South Asian-ism is one’s “personal poetics,” finding solidarity in a unified pan-ethnic front that is more than cultural references of curry, Bollywood and other “third world” oriental stereotypes. Postcolonial and postmodern school of thoughts often see the transnational/intercultural/hybrid identities as part of “cultural hybridity” that can help enunciate a “third culture,” bringing two disparate cultures together: one of the East and one of the West. The intercultural involvement of minorities in a Western mediascape can help forgo its old Oriental self – a colonial construction of binaries “Us v/s Them.” Through meaningful cultural exchanges, one can examine new ways of knowing, seeing and perceiving – beyond stereotypes, perceptions, imaginations and generalizations.

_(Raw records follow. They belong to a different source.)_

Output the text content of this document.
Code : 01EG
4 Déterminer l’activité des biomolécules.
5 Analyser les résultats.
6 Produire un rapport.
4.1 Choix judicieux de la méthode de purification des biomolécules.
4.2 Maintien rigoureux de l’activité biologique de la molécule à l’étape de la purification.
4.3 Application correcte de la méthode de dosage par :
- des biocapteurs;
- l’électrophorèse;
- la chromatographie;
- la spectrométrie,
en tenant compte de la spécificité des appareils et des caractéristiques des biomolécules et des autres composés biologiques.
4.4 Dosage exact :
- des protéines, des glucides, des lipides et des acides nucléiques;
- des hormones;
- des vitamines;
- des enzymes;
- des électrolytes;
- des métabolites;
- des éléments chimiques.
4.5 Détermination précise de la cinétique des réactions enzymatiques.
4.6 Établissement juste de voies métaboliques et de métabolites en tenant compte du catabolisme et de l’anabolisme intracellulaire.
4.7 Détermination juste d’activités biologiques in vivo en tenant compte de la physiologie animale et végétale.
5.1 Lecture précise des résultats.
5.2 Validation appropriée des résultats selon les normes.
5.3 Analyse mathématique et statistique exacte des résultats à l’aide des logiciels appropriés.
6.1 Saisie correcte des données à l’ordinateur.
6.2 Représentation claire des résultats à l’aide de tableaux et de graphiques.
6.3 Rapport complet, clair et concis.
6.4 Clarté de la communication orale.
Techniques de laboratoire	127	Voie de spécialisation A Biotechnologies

Minorities given authorship of their own stories help in inclusive national discussions bordering on identity, race, gender, sexuality, cultures and nationalism. South Asian writers, comedians, filmmakers, musicians and artists through sufficient cultural nuances of ‘desh’ (motherland) and ‘videsh’ (hostland) can pin-point problematics in both their own diasporic as well as Western cultures. This unique cultural position makes many hybrid South Asian artists often speak truth to power – champion diasporic voices of the marginalized, both within & outside their diaspora – women, LGBTQ+, lower social classes etc. Through “art-based” inquiries – both in mainstream and independent media, propagated through a broader transnational network around the world can lead to an effective narrative — of racialized minorities. The poetics of private and the public self can merge into one, where being “brown” or belonging to another minority identity can be viewed through nuances rather any retrograde framework that have often created the categories of “the Other” – non-white & Western identities – with limited agencies interrupting the mainstream cultures from margins not – from “within.”